Yesterday evening, United Church of Christ General Minister John Dorhauer, reflected on his experience in Boston earlier in the day as he joined the counter-protest there:

“By the time our march reached the Boston Commons all twenty of [the supposed free speech advocates] had been removed without incident or harm. Their vile speech, a contrast both in content and impact on the public narrative, was silenced. Their collective impotence was on full display while 15,000 strong justice advocates rang down through every corridor of this city. The young black women and Latina women who led the march through the streets were powerful, strong, courageous voices. They made me proud to be their follower through the streets. Residents watched us, chanted in support with us, held their children and let them witness this display of love, peace and courage. They were hanging out windows, standing on rooftops, front porches and front steps. They sang with us, they hugged us, they clapped for us, and they cried in front of us. The city expressed what this whole nation is now rising up to say: hate has had its day. We choose love.”
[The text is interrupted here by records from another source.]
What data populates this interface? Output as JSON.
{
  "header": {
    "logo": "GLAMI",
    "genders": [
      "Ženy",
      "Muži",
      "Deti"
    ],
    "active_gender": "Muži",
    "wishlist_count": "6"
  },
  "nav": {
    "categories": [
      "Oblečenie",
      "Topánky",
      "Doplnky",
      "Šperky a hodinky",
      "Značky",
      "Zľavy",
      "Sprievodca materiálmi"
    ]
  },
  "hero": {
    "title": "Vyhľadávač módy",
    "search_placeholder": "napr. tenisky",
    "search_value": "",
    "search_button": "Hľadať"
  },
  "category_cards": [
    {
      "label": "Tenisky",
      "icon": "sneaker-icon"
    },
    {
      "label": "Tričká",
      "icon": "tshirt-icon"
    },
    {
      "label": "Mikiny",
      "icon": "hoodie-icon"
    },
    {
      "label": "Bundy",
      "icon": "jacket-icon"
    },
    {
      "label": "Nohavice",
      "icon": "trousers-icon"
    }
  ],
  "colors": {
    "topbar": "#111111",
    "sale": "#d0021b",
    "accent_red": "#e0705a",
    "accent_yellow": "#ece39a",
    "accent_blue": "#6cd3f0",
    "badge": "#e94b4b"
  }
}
At the end of the day, Joseph chose love as he held all of the power of Egypt in his hands and could have destroyed those who betrayed and nearly destroyed him. He welcomed them and calmed their fears. Maybe there is more to the story and there was also some form of justice mingled with the acts of reconciliation. Regardless, Joseph knew that his family relationships were to be valued and restored at all costs. We are part of a human family that stretches around this globe and also included every member of this nation that we love. Our relationships with one another cross differences of race and economics and geography and gender and belief and more. Those relationships are to be valued and restored at all costs. May we be those who initiate reconciliation, knowing that the reconciliation of all people can only happen when there is justice for all. Amen.